We know not if Mr. Barrett is a member of the military profession, or has ever seen actual service, but he certainly possesses the eye and the acumen of a trained soldier; his descriptions of positions and encampments are clear and accurate, and he exhibits, when needed, the sound judgment of a skilled antiquarian. His impartiality, too, merits both praise and imitation. While vindicating the military character of Prince Rupert, which almost all previous historians have depreciated, he exposes the timidity and vacillation of the Parliamentarian chiefs, the more unaccountable as some of them, such as Essex and the two Wailers, had served under the great Gustavus Adolphus, who was not likely to tolerate hesitation. He does as ample justice to the stubborn valour of Newcastle's " White Coats " as to the discipline and firmness of the London Trainbands and Haslerig's " Black Lobsters," and his well-merited eulogy of the Somerset peasants who died in their ranks at Sedgmoor will furnish a rebuke to the sarcasms of the Irish novelist, Griffin. It may here be noticed that the Orange scarf worn by the officers of the Parliament proves that the political significance of that colour is not derivable from 'William III., but from his ancestor, William the Silent martyr for liberty of conscience.
It is not pleasant, and is even unamiable, to seek for errors in a work of such careful accuracy ; but we think our author is mistaken in making an army, advancing from Northumber- land towards London, march on Watling Street, it being generally held that this so-called Roman road ran diagonally from London to Chester, and would therefore be altogether out of the way.

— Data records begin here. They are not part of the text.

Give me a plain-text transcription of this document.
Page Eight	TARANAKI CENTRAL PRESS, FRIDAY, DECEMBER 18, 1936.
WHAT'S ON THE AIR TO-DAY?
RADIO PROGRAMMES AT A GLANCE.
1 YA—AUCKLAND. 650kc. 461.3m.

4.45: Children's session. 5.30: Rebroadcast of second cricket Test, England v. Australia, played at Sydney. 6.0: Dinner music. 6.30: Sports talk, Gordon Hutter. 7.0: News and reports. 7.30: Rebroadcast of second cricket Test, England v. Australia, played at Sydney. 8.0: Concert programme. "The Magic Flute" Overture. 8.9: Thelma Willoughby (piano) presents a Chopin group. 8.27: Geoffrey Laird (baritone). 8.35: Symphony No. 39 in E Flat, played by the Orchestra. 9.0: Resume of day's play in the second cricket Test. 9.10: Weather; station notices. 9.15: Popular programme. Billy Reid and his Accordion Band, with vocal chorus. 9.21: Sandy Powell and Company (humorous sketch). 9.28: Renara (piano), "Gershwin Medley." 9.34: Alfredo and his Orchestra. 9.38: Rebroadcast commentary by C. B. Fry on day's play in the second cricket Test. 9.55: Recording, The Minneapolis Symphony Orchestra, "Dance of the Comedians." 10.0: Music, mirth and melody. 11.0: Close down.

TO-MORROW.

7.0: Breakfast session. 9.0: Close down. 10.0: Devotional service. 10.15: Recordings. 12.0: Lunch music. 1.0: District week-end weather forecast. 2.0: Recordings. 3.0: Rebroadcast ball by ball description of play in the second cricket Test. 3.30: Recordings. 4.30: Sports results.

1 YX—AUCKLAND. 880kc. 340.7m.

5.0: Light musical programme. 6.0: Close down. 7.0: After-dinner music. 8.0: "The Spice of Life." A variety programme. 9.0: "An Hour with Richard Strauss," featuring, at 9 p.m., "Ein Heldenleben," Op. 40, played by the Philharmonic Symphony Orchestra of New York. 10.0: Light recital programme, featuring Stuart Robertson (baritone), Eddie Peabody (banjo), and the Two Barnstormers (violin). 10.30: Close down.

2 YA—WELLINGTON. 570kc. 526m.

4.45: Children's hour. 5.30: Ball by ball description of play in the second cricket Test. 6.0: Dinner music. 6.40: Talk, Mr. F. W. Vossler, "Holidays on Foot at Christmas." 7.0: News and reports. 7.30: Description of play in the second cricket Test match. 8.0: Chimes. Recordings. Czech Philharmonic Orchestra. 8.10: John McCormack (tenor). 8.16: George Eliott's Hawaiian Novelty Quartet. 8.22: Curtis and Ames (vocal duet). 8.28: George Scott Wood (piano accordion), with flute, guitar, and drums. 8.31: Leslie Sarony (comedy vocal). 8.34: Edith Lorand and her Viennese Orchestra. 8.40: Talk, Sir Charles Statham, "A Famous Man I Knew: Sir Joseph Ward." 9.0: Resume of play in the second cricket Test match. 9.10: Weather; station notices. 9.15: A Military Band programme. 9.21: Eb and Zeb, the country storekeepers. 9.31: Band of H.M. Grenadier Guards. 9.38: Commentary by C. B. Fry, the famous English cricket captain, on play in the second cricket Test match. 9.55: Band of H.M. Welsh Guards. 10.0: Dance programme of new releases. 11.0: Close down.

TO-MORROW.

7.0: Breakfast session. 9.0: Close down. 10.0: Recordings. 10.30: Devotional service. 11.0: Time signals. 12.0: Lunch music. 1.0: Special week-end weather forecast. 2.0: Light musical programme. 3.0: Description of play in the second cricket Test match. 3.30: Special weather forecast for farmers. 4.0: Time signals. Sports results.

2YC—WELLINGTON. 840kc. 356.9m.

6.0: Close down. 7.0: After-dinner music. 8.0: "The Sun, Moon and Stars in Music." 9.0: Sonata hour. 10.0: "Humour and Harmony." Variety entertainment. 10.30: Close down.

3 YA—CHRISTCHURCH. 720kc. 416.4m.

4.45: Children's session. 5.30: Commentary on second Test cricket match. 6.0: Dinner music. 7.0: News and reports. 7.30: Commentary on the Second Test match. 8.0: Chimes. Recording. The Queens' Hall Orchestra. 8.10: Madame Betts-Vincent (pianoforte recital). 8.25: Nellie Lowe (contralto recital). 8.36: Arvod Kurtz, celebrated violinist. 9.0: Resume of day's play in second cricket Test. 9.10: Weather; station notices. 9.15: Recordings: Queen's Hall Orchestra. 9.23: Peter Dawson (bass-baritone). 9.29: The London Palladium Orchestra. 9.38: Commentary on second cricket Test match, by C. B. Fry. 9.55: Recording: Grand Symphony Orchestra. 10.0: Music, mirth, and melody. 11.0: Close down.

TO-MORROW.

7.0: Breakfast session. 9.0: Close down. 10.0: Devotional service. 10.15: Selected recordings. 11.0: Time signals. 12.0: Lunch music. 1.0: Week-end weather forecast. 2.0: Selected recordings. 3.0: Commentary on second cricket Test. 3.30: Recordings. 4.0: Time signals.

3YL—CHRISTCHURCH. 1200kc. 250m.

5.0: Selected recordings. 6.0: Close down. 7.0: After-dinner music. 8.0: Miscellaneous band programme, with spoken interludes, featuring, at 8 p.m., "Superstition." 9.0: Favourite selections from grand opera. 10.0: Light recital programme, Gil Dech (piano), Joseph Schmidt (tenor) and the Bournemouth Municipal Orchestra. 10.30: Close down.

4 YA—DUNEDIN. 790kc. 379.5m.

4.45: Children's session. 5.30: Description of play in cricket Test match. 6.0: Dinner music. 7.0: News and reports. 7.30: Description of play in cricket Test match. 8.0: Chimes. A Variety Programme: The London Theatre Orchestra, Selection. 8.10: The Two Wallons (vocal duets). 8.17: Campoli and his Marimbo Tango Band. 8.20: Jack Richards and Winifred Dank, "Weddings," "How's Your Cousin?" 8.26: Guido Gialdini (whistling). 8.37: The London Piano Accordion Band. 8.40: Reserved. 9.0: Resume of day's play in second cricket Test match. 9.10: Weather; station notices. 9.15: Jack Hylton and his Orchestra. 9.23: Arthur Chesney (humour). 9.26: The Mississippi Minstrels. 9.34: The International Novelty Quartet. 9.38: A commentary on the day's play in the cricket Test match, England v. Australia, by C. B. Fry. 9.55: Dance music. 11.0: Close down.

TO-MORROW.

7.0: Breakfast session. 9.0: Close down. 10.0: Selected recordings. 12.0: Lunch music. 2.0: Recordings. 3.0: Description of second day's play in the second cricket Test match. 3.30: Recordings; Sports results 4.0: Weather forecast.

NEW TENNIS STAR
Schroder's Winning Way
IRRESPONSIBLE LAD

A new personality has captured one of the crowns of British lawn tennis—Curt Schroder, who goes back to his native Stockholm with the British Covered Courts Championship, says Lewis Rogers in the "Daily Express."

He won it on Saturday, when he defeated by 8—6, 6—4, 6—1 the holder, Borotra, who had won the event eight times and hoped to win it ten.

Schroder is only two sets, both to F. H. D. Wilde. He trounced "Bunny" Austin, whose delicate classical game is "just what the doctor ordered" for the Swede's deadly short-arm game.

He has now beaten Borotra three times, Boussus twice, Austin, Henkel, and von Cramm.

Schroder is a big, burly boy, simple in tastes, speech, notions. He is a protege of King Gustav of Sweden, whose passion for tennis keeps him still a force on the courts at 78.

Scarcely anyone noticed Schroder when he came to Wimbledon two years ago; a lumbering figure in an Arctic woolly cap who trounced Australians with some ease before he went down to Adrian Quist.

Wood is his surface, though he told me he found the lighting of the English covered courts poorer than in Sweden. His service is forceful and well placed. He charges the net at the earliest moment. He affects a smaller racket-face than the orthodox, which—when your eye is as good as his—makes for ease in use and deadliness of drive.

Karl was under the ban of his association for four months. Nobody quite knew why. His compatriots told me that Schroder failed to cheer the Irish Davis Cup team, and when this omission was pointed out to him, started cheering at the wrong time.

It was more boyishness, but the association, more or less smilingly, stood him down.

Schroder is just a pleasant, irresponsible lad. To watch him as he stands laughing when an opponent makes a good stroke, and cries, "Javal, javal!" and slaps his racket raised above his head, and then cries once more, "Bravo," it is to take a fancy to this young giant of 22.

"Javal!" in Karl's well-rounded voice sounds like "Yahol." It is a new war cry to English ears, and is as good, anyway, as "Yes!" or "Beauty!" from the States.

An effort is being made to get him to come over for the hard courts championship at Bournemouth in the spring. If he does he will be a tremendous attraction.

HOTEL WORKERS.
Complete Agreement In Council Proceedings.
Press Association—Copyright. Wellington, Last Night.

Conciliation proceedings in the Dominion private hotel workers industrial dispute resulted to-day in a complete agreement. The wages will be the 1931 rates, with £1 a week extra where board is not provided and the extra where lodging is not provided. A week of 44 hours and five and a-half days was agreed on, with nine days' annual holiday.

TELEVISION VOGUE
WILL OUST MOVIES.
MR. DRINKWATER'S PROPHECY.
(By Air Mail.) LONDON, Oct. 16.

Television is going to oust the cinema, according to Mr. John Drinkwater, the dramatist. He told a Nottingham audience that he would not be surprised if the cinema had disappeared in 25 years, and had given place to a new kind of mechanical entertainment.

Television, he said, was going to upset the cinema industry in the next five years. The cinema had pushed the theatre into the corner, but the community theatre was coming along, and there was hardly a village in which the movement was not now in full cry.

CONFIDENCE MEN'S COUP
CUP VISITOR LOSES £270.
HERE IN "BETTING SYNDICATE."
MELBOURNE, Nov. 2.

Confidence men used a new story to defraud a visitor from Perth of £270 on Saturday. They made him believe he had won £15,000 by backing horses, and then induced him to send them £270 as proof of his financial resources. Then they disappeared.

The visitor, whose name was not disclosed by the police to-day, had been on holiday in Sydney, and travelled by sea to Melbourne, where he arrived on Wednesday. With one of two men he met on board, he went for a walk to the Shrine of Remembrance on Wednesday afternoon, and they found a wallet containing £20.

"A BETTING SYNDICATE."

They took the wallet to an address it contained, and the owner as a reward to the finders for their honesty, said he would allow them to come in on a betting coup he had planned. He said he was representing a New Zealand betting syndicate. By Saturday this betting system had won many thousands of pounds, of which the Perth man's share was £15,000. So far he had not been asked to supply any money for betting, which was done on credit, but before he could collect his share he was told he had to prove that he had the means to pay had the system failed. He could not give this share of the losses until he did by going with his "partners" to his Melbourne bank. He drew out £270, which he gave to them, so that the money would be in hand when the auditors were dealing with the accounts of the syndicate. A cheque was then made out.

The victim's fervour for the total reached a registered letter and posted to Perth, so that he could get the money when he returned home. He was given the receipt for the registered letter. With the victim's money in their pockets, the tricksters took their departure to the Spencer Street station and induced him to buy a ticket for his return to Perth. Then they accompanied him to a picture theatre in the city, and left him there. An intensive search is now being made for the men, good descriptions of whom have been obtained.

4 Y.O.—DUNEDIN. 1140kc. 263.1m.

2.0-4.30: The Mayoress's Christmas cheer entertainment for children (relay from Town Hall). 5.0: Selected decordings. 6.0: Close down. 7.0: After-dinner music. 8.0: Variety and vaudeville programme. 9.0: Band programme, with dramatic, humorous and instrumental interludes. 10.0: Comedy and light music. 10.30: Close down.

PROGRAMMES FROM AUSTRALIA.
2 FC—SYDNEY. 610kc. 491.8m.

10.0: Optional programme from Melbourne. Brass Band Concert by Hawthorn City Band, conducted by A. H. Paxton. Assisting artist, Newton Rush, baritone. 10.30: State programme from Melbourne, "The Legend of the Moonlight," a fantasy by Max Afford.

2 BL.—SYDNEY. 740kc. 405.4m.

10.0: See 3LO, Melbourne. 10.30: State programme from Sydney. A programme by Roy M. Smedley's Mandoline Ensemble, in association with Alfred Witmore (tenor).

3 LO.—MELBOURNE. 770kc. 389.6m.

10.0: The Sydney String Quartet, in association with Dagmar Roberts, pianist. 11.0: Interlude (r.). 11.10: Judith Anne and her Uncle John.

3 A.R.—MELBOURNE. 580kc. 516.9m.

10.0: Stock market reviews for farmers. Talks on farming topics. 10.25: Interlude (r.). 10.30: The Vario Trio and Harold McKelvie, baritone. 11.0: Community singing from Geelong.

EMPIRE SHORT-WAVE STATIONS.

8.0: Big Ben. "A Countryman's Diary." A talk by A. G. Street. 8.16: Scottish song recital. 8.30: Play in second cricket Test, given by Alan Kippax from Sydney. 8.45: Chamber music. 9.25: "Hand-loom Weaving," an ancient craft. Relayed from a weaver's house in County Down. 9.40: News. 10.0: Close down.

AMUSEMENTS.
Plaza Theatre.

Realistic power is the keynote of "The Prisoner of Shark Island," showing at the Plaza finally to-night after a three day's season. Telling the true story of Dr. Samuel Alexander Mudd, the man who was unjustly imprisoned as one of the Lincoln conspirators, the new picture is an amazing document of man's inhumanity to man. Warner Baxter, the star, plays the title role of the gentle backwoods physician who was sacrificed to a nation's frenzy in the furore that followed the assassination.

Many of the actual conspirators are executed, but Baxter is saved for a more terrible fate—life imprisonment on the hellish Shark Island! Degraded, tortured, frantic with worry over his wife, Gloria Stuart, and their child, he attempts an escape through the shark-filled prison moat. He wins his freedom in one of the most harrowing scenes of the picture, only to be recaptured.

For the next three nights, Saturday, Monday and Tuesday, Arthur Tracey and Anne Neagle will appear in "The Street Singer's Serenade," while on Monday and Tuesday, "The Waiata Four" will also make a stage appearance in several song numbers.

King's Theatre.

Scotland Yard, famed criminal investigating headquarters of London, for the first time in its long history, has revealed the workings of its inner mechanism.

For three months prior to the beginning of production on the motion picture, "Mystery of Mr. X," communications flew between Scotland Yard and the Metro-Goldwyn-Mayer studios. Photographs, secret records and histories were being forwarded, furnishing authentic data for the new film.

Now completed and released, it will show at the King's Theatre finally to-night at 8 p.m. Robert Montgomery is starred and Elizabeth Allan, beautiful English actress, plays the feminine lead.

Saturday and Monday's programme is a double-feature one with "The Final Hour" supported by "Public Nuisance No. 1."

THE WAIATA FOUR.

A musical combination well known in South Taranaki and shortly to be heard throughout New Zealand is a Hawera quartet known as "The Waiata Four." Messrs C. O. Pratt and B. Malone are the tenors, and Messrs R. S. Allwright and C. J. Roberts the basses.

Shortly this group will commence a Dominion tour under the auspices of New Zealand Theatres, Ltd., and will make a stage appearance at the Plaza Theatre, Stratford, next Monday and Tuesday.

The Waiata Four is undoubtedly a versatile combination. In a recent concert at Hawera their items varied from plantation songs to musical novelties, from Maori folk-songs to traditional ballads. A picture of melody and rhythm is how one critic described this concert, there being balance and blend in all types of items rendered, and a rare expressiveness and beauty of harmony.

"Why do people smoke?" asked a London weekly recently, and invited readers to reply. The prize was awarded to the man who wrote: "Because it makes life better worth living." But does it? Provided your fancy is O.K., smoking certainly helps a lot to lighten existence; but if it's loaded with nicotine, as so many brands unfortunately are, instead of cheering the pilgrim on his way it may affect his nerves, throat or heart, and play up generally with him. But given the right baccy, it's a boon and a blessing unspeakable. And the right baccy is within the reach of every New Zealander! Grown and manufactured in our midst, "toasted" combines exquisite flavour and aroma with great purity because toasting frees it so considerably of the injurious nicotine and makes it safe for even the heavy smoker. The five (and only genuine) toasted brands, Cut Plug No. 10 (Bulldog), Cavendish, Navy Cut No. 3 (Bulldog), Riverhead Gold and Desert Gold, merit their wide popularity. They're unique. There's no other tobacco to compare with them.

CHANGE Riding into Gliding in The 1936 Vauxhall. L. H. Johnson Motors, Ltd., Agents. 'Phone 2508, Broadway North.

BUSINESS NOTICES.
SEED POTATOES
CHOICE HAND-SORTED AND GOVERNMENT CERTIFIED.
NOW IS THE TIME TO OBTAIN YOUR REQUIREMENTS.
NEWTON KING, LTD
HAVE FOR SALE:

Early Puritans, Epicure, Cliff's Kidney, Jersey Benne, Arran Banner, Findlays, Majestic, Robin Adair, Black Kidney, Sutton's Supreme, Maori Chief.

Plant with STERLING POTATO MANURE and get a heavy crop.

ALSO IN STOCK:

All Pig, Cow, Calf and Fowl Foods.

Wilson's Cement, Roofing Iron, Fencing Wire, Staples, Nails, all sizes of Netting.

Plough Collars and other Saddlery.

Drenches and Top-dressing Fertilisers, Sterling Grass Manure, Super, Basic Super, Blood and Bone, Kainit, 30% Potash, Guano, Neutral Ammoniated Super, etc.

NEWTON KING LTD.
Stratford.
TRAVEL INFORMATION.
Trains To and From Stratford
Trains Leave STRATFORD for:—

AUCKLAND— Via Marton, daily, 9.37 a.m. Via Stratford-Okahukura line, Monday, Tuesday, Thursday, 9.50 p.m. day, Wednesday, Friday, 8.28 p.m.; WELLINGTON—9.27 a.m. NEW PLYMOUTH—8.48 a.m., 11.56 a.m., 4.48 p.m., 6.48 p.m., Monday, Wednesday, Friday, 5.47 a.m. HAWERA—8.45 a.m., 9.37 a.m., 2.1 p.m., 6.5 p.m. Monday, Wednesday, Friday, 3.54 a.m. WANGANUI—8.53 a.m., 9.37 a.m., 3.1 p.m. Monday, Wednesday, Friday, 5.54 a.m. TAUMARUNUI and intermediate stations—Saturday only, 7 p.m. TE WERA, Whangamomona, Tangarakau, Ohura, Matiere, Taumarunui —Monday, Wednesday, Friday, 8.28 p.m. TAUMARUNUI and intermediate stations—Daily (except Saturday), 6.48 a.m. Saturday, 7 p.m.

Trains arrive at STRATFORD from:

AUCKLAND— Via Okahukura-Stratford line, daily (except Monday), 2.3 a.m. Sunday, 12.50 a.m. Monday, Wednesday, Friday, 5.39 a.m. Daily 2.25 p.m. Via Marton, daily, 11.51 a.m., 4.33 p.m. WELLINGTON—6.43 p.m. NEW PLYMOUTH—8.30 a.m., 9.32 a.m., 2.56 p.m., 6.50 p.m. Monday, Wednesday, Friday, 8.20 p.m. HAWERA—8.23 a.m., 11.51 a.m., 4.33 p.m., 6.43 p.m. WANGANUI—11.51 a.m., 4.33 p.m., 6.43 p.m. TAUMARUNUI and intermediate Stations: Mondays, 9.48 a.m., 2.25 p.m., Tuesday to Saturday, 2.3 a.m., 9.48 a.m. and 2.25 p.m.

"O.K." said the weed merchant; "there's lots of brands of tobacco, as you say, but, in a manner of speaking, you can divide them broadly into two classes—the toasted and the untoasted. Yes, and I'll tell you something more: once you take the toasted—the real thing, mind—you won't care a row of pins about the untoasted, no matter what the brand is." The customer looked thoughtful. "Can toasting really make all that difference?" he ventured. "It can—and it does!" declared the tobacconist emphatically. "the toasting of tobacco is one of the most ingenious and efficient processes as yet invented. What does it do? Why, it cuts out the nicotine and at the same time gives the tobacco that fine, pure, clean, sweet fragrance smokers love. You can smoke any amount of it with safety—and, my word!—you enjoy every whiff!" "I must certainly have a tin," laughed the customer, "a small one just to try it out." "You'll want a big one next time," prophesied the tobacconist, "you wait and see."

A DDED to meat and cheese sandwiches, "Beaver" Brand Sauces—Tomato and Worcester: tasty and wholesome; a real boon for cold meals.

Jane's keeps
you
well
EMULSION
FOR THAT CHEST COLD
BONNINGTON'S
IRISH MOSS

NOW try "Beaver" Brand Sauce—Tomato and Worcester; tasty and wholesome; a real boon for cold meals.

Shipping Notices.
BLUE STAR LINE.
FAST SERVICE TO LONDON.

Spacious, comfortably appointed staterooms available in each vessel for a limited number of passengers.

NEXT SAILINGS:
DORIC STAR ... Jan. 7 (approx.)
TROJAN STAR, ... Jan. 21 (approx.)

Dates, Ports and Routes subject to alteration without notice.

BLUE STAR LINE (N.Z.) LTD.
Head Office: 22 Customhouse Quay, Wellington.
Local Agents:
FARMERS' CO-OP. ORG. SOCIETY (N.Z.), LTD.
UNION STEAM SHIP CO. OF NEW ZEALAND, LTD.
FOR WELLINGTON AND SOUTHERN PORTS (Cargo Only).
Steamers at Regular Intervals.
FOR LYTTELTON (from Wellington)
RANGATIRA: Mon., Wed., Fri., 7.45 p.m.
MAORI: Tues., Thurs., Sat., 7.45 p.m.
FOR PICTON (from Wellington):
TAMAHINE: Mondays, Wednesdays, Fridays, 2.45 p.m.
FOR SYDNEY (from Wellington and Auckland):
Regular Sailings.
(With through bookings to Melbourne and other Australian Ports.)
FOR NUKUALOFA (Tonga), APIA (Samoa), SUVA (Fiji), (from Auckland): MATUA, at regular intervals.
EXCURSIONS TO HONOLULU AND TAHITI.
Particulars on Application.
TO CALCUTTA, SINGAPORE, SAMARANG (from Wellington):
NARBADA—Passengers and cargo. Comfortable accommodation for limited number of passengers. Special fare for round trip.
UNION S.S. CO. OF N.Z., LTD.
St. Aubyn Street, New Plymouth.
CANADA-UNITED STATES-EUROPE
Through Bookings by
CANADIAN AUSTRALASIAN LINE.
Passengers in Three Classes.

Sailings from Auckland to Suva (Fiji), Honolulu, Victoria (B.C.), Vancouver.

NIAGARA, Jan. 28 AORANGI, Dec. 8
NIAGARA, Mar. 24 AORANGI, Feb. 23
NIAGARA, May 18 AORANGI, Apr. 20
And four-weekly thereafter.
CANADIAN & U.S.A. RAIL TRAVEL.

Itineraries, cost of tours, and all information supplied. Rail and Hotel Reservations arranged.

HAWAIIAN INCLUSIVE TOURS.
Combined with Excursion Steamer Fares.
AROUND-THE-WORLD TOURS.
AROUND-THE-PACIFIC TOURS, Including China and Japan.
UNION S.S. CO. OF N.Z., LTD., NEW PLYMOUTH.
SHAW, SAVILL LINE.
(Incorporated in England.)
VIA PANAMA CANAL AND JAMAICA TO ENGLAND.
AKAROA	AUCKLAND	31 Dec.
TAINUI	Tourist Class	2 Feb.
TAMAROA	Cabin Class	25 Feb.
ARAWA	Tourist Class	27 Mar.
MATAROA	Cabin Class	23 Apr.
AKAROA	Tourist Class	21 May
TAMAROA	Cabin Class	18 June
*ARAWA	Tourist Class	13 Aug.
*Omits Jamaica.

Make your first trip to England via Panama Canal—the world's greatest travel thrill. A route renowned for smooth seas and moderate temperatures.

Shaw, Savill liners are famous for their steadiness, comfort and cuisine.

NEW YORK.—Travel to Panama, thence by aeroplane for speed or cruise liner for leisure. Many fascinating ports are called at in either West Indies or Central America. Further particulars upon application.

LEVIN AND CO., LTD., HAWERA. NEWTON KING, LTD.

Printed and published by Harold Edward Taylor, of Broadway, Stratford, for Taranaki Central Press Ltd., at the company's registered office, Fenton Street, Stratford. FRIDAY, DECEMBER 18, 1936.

The augmentation to the armorial bearings of the Waller family is not connected with Agincourt, but with Poitiers, where King John of France was unhorsed by the lance of David Waller, of Groombridge in Kent.
We would direct the reader's special attention to the just and sensible account given of a mediaeval line of battle, so different from that which poets and painters seem to have combined to impose on us, as also his remarks on the long marches so frequently accomplished in the feudal period and by Cromwell's Ironsides. Selections from this book might well be studied and commented on at Sandhurst, and even in the seminaries which profess to prepare for that Institution.